More Work Needed for Ont. To Track Infectious Diseases Like SARS: Experts
By Maria Babbage, THE CANADIAN PRESS
TORONTO – Five years after SARS killed 44 people, jeopardized hundreds more and paralyzed the health-care system in Toronto, there’s still much work to be done to deliver a system that effectively tracks infectious diseases across the province, despite progress already made on the file, experts said Tuesday.
The lessons of SARS have left the province much better prepared to deal with health-care emergencies, and the government is making “good strides” in creating a system to detect similar outbreaks, Health Minister George Smitherman said at an event attended by some of Ontario’s leading disease control experts.
Still, Smitherman cautioned the province cannot be fully prepared for every possible emergency.
“In the name of those Ontarians who lost their lives, we accept our responsibility to never be satisfied with where we have come from – rather, to focus clearly on the distance we have yet to travel,” Smitherman said.
His optimism was echoed by Premier Dalton McGuinty, who said the province has made a number of changes to ensure it is “much better prepared” to cope with a similar outbreak.
“I think we’ve learned a great deal from that horrific experience,” McGuinty said earlier Tuesday.
While officials agree the province is better equipped to deal with a crisis like SARS, they acknowledged there’s still much work to be done in setting up a new arm’s-length public health agency and a system for tracking infectious diseases.
“We have to build the infrastructure for this new agency,” said Dr. Donald Low, an infectious diseases expert who helped lead the fight against SARS in Toronto.
“That is, we’ve got to recruit the people that can make this thing work, and that’s going to take time.”
One important position was filled Tuesday when Smitherman named Dr. Vivek Goel, vice-president of the University of Toronto, to head up the Ontario Agency for Health Protection and Promotion, which will provide advice and support to protect public health.
Goel, a professor of public health sciences and health policy, vowed the agency will put the best interests of Ontario residents first and speak out about public health issues “even if what we have to say is not politically popular.”
The agency’s office in Toronto’s medical discovery district will be named after Dr. Sheela Basrur, the city’s former medical officer of health who was instrumental in managing the SARS crisis, Smitherman said.
Basrur, sporting a shorn head from her battle with a rare form of cancer, embraced the health minister following the announcement, her voice breaking as she thanked him.
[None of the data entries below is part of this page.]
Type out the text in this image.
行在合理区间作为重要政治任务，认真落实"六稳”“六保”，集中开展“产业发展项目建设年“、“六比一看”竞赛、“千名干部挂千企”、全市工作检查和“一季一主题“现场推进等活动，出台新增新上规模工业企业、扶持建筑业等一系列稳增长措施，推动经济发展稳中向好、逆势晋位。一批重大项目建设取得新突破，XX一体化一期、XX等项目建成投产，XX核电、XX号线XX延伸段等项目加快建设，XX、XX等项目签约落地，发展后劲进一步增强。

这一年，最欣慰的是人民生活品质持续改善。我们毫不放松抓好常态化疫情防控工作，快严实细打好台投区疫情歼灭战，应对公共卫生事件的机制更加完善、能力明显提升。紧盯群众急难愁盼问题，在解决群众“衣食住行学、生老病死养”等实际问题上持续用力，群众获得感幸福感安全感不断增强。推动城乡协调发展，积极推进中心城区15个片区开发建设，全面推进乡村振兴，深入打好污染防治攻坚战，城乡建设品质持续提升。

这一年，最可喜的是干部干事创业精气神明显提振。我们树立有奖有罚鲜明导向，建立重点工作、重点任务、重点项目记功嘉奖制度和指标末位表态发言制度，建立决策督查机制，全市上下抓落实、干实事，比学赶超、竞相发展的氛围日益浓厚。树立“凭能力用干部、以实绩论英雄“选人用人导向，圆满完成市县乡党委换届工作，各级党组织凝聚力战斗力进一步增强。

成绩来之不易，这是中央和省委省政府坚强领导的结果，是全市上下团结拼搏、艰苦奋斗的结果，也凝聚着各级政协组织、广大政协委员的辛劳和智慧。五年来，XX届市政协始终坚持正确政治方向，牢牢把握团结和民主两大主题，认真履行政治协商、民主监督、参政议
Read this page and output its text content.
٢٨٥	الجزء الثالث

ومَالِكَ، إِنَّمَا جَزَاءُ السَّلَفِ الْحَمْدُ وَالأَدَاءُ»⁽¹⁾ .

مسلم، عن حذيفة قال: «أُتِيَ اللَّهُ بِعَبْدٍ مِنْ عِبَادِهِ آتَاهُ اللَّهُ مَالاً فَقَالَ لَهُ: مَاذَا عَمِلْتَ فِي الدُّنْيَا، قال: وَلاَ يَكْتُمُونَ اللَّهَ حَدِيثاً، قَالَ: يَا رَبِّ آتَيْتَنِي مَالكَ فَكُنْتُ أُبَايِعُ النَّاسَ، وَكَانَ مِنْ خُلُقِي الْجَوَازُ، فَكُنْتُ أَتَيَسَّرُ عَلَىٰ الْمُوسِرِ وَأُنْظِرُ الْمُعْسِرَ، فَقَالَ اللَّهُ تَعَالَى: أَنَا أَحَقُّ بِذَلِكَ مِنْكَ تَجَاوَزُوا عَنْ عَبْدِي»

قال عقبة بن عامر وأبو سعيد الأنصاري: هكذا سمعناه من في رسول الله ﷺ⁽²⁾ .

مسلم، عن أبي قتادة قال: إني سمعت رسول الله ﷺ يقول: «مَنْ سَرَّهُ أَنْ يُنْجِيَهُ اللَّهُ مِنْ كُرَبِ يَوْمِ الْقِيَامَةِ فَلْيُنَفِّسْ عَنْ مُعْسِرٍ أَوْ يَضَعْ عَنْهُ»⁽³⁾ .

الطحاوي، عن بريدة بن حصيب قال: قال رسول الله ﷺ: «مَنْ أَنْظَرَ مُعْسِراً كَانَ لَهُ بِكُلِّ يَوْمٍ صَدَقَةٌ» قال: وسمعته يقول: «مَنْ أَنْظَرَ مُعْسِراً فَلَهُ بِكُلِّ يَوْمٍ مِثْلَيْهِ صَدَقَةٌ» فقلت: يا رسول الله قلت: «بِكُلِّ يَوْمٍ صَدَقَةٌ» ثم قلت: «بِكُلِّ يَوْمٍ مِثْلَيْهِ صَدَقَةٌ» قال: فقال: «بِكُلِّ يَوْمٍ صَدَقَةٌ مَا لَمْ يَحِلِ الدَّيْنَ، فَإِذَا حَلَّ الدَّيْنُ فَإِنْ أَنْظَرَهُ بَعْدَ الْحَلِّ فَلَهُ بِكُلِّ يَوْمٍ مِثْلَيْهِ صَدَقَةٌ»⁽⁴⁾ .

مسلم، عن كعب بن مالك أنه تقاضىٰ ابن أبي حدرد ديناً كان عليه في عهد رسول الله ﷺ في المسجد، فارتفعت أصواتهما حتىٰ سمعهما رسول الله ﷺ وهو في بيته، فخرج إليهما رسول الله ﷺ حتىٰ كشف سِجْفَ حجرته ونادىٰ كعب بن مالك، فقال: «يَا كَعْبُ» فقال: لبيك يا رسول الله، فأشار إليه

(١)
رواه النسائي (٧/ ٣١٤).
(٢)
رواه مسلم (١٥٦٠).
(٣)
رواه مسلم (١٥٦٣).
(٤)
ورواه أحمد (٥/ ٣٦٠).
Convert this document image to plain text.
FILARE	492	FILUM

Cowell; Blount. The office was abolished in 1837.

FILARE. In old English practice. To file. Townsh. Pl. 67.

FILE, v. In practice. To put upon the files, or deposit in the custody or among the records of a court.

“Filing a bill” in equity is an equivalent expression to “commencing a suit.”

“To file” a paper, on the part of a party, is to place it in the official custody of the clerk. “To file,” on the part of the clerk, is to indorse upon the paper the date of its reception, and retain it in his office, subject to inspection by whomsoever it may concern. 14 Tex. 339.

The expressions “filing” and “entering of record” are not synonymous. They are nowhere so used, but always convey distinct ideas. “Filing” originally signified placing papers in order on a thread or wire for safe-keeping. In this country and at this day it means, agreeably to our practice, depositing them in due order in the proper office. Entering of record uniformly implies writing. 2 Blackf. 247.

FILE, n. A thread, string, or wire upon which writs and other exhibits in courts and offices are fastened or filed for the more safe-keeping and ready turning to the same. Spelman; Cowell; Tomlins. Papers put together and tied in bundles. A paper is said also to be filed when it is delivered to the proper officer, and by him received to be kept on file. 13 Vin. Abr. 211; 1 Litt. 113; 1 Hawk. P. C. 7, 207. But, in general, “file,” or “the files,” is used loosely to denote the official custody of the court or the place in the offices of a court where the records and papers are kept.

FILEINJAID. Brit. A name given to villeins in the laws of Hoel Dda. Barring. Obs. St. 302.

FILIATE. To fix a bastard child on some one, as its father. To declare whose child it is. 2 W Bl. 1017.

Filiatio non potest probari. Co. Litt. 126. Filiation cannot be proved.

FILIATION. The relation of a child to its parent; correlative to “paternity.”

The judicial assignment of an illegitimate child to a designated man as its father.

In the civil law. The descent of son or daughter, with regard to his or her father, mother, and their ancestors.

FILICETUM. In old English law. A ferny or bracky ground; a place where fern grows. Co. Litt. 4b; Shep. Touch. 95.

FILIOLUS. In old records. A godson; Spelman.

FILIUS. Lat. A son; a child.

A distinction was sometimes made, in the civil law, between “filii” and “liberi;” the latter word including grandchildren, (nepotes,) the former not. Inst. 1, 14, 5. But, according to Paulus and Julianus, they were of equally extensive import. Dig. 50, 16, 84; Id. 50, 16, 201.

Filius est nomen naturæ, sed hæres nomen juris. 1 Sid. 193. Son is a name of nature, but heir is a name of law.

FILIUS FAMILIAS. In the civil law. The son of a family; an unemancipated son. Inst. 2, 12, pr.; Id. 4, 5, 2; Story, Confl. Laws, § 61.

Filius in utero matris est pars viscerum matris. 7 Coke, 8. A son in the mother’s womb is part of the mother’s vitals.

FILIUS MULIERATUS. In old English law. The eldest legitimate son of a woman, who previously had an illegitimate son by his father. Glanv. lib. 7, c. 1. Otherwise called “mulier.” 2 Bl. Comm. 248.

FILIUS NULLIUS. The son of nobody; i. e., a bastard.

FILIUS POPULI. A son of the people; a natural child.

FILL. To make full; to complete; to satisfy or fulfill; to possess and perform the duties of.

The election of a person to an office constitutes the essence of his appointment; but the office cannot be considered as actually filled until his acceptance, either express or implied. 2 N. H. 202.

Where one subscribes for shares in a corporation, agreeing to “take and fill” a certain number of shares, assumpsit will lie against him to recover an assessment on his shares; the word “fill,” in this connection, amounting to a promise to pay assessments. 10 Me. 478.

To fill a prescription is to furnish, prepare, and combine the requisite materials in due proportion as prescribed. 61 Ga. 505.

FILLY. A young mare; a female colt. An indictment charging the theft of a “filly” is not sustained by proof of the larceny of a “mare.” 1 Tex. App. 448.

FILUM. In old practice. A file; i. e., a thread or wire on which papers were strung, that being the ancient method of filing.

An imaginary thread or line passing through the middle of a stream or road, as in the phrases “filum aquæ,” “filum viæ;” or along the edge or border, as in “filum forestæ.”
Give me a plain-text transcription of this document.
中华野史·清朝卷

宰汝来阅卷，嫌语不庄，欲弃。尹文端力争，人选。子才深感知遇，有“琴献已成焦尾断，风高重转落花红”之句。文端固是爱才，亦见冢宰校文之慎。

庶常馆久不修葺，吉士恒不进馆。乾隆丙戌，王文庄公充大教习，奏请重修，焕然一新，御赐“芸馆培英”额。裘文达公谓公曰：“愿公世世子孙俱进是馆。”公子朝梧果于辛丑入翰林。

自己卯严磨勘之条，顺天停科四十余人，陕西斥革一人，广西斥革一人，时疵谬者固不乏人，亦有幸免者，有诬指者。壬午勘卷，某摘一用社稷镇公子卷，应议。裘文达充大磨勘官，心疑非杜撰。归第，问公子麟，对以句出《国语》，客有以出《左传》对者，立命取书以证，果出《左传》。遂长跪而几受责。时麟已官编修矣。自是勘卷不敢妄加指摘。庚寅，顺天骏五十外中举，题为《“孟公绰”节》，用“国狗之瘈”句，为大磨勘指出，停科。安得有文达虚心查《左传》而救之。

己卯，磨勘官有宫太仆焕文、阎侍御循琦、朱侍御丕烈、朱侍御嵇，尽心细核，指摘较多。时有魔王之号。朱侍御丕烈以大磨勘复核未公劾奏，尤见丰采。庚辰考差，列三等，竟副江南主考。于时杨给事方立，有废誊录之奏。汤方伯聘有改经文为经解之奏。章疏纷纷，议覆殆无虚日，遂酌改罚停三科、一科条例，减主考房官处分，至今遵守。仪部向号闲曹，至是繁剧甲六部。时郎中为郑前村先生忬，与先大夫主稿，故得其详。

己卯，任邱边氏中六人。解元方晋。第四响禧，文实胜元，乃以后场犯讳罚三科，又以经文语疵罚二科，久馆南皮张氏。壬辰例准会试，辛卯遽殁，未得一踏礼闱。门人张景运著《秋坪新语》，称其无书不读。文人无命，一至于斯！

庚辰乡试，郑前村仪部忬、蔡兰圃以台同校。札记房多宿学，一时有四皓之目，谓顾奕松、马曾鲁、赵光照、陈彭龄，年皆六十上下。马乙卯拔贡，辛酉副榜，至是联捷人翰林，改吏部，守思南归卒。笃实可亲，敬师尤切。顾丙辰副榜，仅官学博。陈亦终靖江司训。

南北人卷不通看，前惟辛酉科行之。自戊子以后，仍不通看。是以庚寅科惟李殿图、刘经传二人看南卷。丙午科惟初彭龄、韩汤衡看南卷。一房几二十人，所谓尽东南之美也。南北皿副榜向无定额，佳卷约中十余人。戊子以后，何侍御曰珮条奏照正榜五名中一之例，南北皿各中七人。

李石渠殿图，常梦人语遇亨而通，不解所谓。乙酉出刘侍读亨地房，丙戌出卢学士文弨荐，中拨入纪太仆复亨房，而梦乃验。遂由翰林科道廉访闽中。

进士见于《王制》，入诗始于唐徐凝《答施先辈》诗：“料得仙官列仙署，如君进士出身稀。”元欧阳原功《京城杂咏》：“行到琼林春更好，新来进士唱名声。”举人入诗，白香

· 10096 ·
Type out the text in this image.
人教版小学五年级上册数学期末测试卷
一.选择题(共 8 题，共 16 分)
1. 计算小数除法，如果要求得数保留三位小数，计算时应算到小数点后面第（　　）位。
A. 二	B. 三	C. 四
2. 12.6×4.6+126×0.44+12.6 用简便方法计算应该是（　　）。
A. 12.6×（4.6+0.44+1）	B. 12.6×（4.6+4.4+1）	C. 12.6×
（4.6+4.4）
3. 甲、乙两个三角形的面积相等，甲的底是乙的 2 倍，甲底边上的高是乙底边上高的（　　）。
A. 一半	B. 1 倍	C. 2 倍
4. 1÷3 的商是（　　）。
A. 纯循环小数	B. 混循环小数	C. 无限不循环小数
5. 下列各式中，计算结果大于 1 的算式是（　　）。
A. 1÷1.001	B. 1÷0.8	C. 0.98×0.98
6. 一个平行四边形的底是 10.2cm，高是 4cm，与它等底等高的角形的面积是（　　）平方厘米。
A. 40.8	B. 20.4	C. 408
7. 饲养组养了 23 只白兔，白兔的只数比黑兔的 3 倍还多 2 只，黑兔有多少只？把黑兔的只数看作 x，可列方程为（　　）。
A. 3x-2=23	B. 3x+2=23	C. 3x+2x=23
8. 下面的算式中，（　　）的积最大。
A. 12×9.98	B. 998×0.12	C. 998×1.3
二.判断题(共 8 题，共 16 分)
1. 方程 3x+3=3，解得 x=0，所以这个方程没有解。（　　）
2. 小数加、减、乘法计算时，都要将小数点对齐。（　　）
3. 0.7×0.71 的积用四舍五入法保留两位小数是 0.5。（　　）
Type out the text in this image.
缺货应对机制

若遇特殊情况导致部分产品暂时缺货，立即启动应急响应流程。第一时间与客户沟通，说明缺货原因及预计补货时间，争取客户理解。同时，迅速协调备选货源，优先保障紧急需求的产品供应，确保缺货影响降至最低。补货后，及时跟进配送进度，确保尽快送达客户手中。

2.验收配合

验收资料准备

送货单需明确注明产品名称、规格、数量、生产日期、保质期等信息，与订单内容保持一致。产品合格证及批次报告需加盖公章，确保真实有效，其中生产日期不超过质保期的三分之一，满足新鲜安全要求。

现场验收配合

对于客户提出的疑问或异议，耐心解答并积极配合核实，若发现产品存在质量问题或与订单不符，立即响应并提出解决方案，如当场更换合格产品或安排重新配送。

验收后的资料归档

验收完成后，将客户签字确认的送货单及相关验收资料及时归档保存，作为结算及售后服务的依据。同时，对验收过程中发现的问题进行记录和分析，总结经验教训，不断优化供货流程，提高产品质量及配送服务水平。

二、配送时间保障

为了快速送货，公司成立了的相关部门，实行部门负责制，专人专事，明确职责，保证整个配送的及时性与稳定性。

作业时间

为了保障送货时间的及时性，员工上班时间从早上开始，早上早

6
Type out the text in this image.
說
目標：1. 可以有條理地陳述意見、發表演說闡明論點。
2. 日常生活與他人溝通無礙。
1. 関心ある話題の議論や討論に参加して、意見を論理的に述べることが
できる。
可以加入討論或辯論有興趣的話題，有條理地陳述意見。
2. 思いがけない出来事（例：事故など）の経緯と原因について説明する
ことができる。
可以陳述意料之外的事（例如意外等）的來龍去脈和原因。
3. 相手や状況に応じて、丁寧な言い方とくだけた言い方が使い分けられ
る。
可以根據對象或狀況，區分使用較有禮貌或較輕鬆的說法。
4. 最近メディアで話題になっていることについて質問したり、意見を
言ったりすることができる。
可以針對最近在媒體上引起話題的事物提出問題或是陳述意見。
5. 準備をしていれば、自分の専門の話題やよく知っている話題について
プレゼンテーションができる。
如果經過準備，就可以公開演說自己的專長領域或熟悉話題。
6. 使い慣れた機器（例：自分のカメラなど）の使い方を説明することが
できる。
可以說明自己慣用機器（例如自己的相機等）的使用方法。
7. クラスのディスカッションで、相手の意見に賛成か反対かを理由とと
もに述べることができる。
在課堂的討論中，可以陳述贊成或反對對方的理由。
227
The former Ontario chief medical officer of health spoke about the “mortal fear” driven into the hearts of health-care professionals five years ago as the SARS crisis deepened.
“SARS also shocked us out of a complacency that we didn’t even know we had,” she said.
“Never before had businesses and workers from all walks of life been devastated by the effects of an infectious disease that was largely confined to health-care institutions.”
SARS, or severe acute respiratory syndrome, hit the Toronto area in the spring of 2003. Forty-five per cent of Ontario’s 375 cases were health-care workers, and two nurses and a doctor were among the 44 who died.
British Columbia had a SARS case arrive from Hong Kong in the early days of the global outbreak, before the disease even had a name. Through good luck and advance outbreak planning, British Columbia quickly isolated its few infections and never experienced the explosive growth of cases that paralyzed the Toronto area.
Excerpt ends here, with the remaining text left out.